Mais la metteuse en scène sait incontestablement diriger tout un groupe, ce qui n’est pas si fréquent et il y a ici une très grande qualité de jeu des acteurs, tous  très crédibles et en particulier les excellents Jean-Marie Winling (le Père) et la mère (Marie-Christine Ory), très souvent en scène. C’est sans doute un peu long mais le tempo reste d’une grande précision. Une mode actuelle… Les adaptations de films au théâtre ne sont pas souvent bien solides mais celle-ci est réussie. Et il y a tout dans ce spectacle à la fois dramatique : le spectre de la mort ancienne d’un enfant, la maladie très grave et peu curable de la mère, le père qui se sent vieillir, l’ombre de la folie qui menace chez un petit-fils, un alcoolisme prononcé, la haine entre enfants et entre mère et fils, mais aussi un certain comique un peu grinçant, comme avec l’amie d’Henri qui ne trouve pas sa place dans cette galerie de personnages un peu foutraques… Clap de fin avec une réplique de Puck dans Le Songe d’une nuit d’été: « Et tout sera réparé. » La fête a eu lieu et la vie normale devra reprendre, coûte que coûte.

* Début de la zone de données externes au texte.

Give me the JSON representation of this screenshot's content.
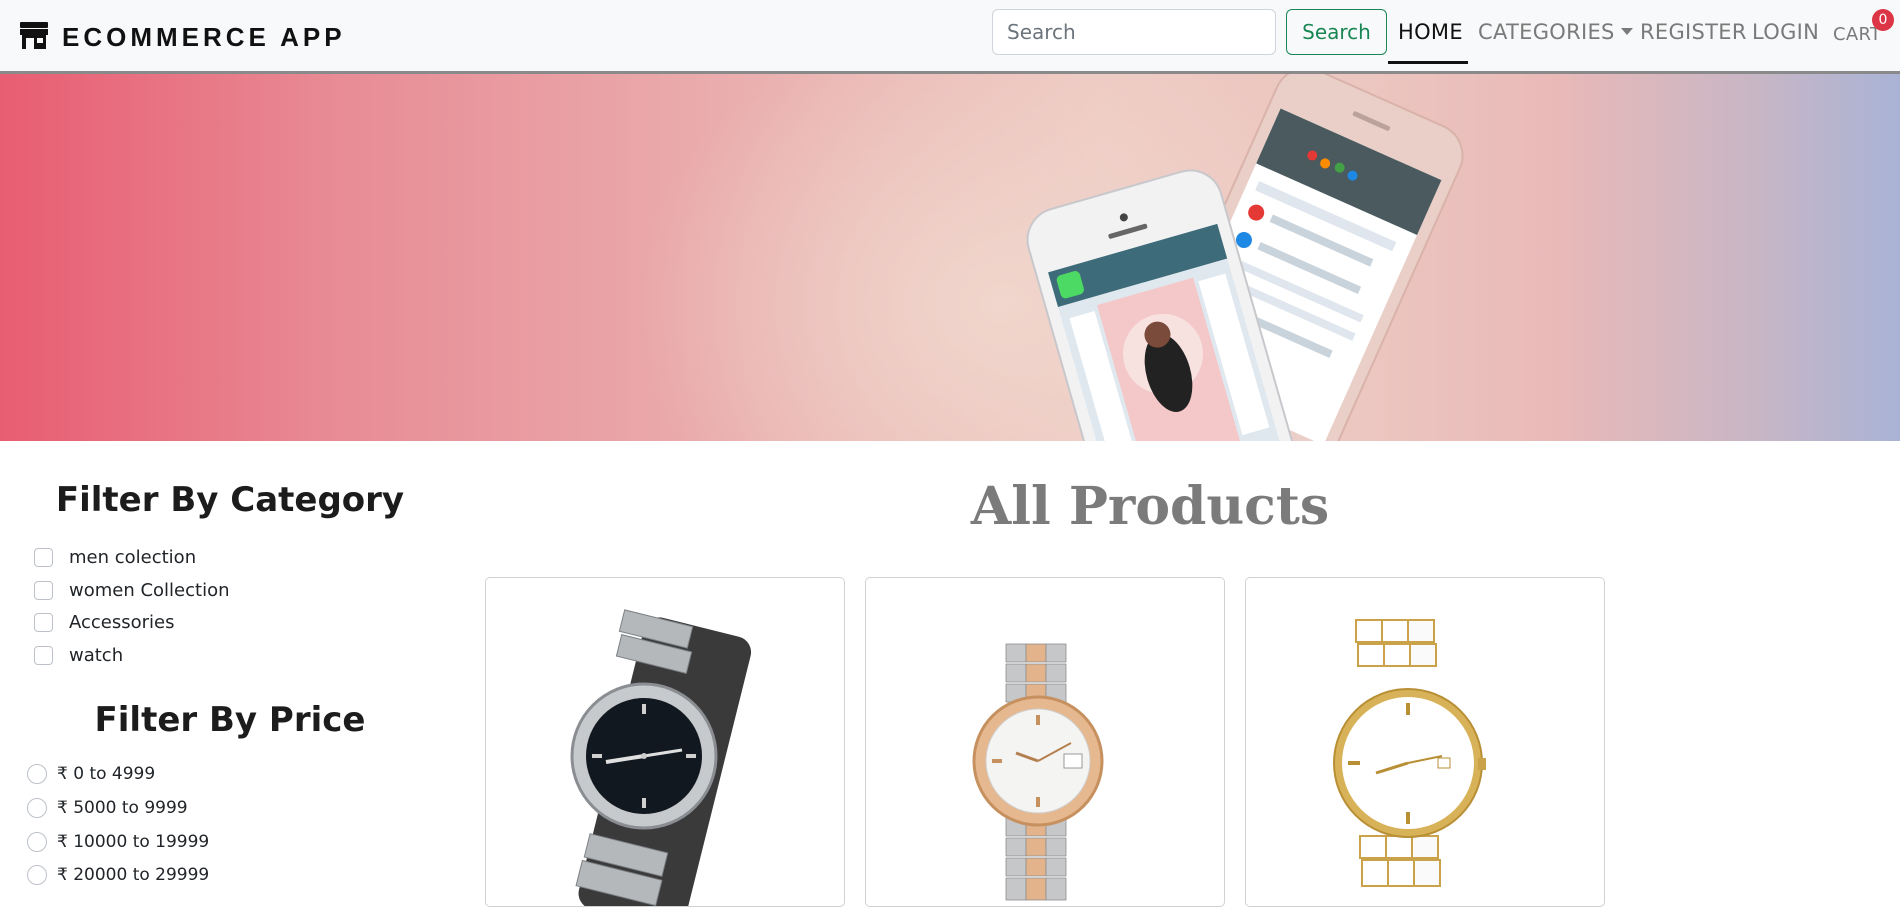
{
  "navbar": {
    "brand": "ECOMMERCE APP",
    "brand_icon": "shop-icon",
    "search": {
      "placeholder": "Search",
      "value": ""
    },
    "search_button": "Search",
    "links": {
      "home": "HOME",
      "categories": "CATEGORIES",
      "register": "REGISTER",
      "login": "LOGIN",
      "cart": "CART"
    },
    "cart_count": "0",
    "active": "HOME"
  },
  "hero": {
    "image": "two-smartphones-banner"
  },
  "sidebar": {
    "category_title": "Filter By Category",
    "categories": [
      {
        "label": "men colection",
        "checked": false
      },
      {
        "label": "women Collection",
        "checked": false
      },
      {
        "label": "Accessories",
        "checked": false
      },
      {
        "label": "watch",
        "checked": false
      }
    ],
    "price_title": "Filter By Price",
    "prices": [
      {
        "label": "₹ 0 to 4999",
        "checked": false
      },
      {
        "label": "₹ 5000 to 9999",
        "checked": false
      },
      {
        "label": "₹ 10000 to 19999",
        "checked": false
      },
      {
        "label": "₹ 20000 to 29999",
        "checked": false
      }
    ]
  },
  "main": {
    "title": "All Products",
    "products": [
      {
        "image": "black-dial-steel-watch"
      },
      {
        "image": "two-tone-gold-steel-watch"
      },
      {
        "image": "white-ceramic-gold-watch"
      }
    ]
  },
  "colors": {
    "accent_green": "#198754",
    "badge_red": "#dc3545",
    "heading_grey": "#7b7b7b"
  }
}
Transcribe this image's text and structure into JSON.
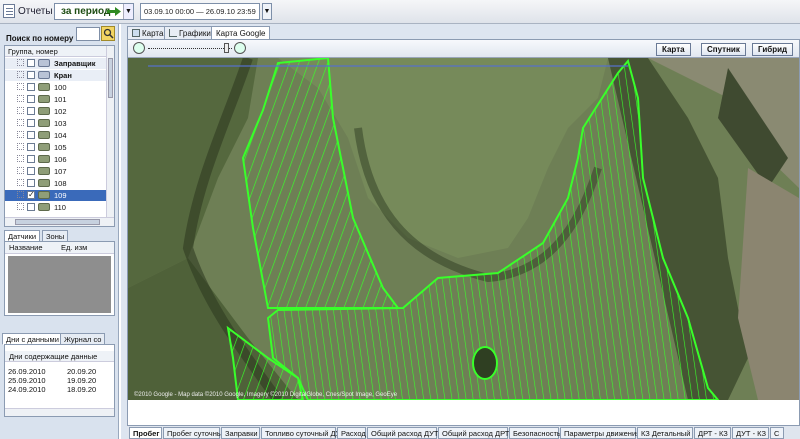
{
  "toolbar": {
    "reports_label": "Отчеты",
    "period_label": "за период",
    "date_range": "03.09.10 00:00 — 26.09.10 23:59"
  },
  "left": {
    "search_label": "Поиск по номеру",
    "tree_header": "Группа, номер",
    "tree_items": [
      {
        "label": "Заправщик",
        "kind": "group",
        "checked": false
      },
      {
        "label": "Кран",
        "kind": "group",
        "checked": false
      },
      {
        "label": "100",
        "kind": "vehicle",
        "checked": false
      },
      {
        "label": "101",
        "kind": "vehicle",
        "checked": false
      },
      {
        "label": "102",
        "kind": "vehicle",
        "checked": false
      },
      {
        "label": "103",
        "kind": "vehicle",
        "checked": false
      },
      {
        "label": "104",
        "kind": "vehicle",
        "checked": false
      },
      {
        "label": "105",
        "kind": "vehicle",
        "checked": false
      },
      {
        "label": "106",
        "kind": "vehicle",
        "checked": false
      },
      {
        "label": "107",
        "kind": "vehicle",
        "checked": false
      },
      {
        "label": "108",
        "kind": "vehicle",
        "checked": false
      },
      {
        "label": "109",
        "kind": "vehicle",
        "checked": true,
        "selected": true
      },
      {
        "label": "110",
        "kind": "vehicle",
        "checked": false
      }
    ],
    "sensors_tabs": [
      "Датчики",
      "Зоны"
    ],
    "sensors_columns": [
      "Название",
      "Ед. изм"
    ],
    "days_tabs": [
      "Дни с данными",
      "Журнал со"
    ],
    "days_header": "Дни содержащие данные",
    "days_rows": [
      [
        "26.09.2010",
        "20.09.20"
      ],
      [
        "25.09.2010",
        "19.09.20"
      ],
      [
        "24.09.2010",
        "18.09.20"
      ]
    ]
  },
  "main": {
    "tabs": [
      "Карта",
      "Графики",
      "Карта Google"
    ],
    "active_tab": 2,
    "map_types": [
      "Карта",
      "Спутник",
      "Гибрид"
    ],
    "copyright": "©2010 Google - Map data ©2010 Google, Imagery ©2010 DigitalGlobe, Cnes/Spot Image, GeoEye",
    "bottom_tabs": [
      "Пробег",
      "Пробег суточный",
      "Заправки",
      "Топливо суточный ДУТ",
      "Расход",
      "Общий расход ДУТ",
      "Общий расход ДРТ",
      "Безопасность",
      "Параметры движения",
      "КЗ Детальный",
      "ДРТ - КЗ",
      "ДУТ - КЗ",
      "С"
    ],
    "active_bottom_tab": 0
  },
  "colors": {
    "track": "#39ff2a",
    "selection": "#3a6aba",
    "chrome": "#dde5f0"
  }
}
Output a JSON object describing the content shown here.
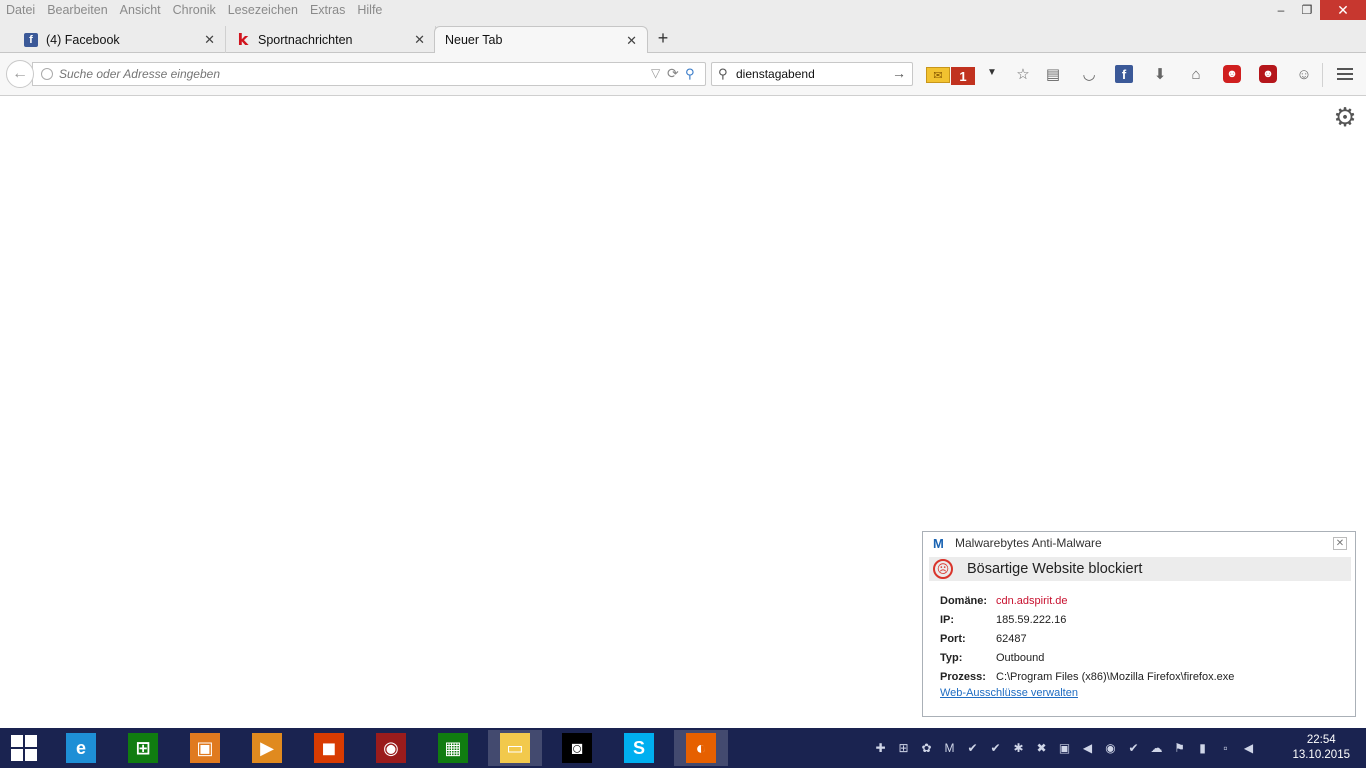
{
  "menubar": {
    "items": [
      "Datei",
      "Bearbeiten",
      "Ansicht",
      "Chronik",
      "Lesezeichen",
      "Extras",
      "Hilfe"
    ],
    "minimize": "‒",
    "restore": "❐",
    "close": "✕"
  },
  "tabs": [
    {
      "label": "(4) Facebook",
      "icon": "f"
    },
    {
      "label": "Sportnachrichten",
      "icon": "k"
    },
    {
      "label": "Neuer Tab"
    }
  ],
  "tab_close": "✕",
  "new_tab": "+",
  "navbar": {
    "back": "←",
    "url_placeholder": "Suche oder Adresse eingeben",
    "url_dropdown": "▽",
    "reload": "⟳",
    "go": "⚲",
    "search_icon": "⚲",
    "search_value": "dienstagabend",
    "search_go": "→",
    "mail_icon": "✉",
    "mail_count": "1",
    "mail_dropdown": "▼",
    "bookmark_star": "☆",
    "reading_list": "▤",
    "pocket": "◡",
    "facebook": "f",
    "download": "⬇",
    "home": "⌂",
    "addon_red": "☻",
    "addon_red2": "☻",
    "chat": "☺"
  },
  "content": {
    "settings_icon": "⚙"
  },
  "malwarebytes": {
    "app_name": "Malwarebytes Anti-Malware",
    "close": "✕",
    "alert_title": "Bösartige Website blockiert",
    "rows": [
      {
        "label": "Domäne:",
        "value": "cdn.adspirit.de"
      },
      {
        "label": "IP:",
        "value": "185.59.222.16"
      },
      {
        "label": "Port:",
        "value": "62487"
      },
      {
        "label": "Typ:",
        "value": "Outbound"
      },
      {
        "label": "Prozess:",
        "value": "C:\\Program Files (x86)\\Mozilla Firefox\\firefox.exe"
      }
    ],
    "link": "Web-Ausschlüsse verwalten",
    "domain_color": "#c8102e"
  },
  "taskbar": {
    "apps": [
      {
        "name": "internet-explorer",
        "glyph": "e",
        "color": "#1e8fd6"
      },
      {
        "name": "store",
        "glyph": "⊞",
        "color": "#107c10"
      },
      {
        "name": "photo-app",
        "glyph": "▣",
        "color": "#e07a1f"
      },
      {
        "name": "media-player",
        "glyph": "▶",
        "color": "#e08a1f"
      },
      {
        "name": "office",
        "glyph": "◼",
        "color": "#d83b01"
      },
      {
        "name": "audio-app",
        "glyph": "◉",
        "color": "#9b1c1c"
      },
      {
        "name": "calculator",
        "glyph": "▦",
        "color": "#107c10"
      },
      {
        "name": "file-explorer",
        "glyph": "▭",
        "color": "#f2c94c"
      },
      {
        "name": "camera",
        "glyph": "◙",
        "color": "#000000"
      },
      {
        "name": "skype",
        "glyph": "S",
        "color": "#00aff0"
      },
      {
        "name": "firefox",
        "glyph": "◐",
        "color": "#e66000"
      }
    ],
    "tray_icons": [
      "✚",
      "⊞",
      "✿",
      "M",
      "✔",
      "✔",
      "✱",
      "✖",
      "▣",
      "◀",
      "◉",
      "✔",
      "☁",
      "⚑",
      "▮",
      "▫",
      "◀"
    ],
    "time": "22:54",
    "date": "13.10.2015"
  }
}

Mais nous nous interrogeons bien sûr quant à l’avenir de Junon, Henri, Paul et de tous les autres de cette tribu avec lesquels on aura passé deux heures et qui ne peut nous laisser indifférent…

 Philippe du Vignal

 Jusqu’au 2 février, Ateliers Berthier, Odéon-Théâtre de l’Europe, 1, rue André Suarès, Paris  (XVIII ème) T. :  01 44 85 40 40.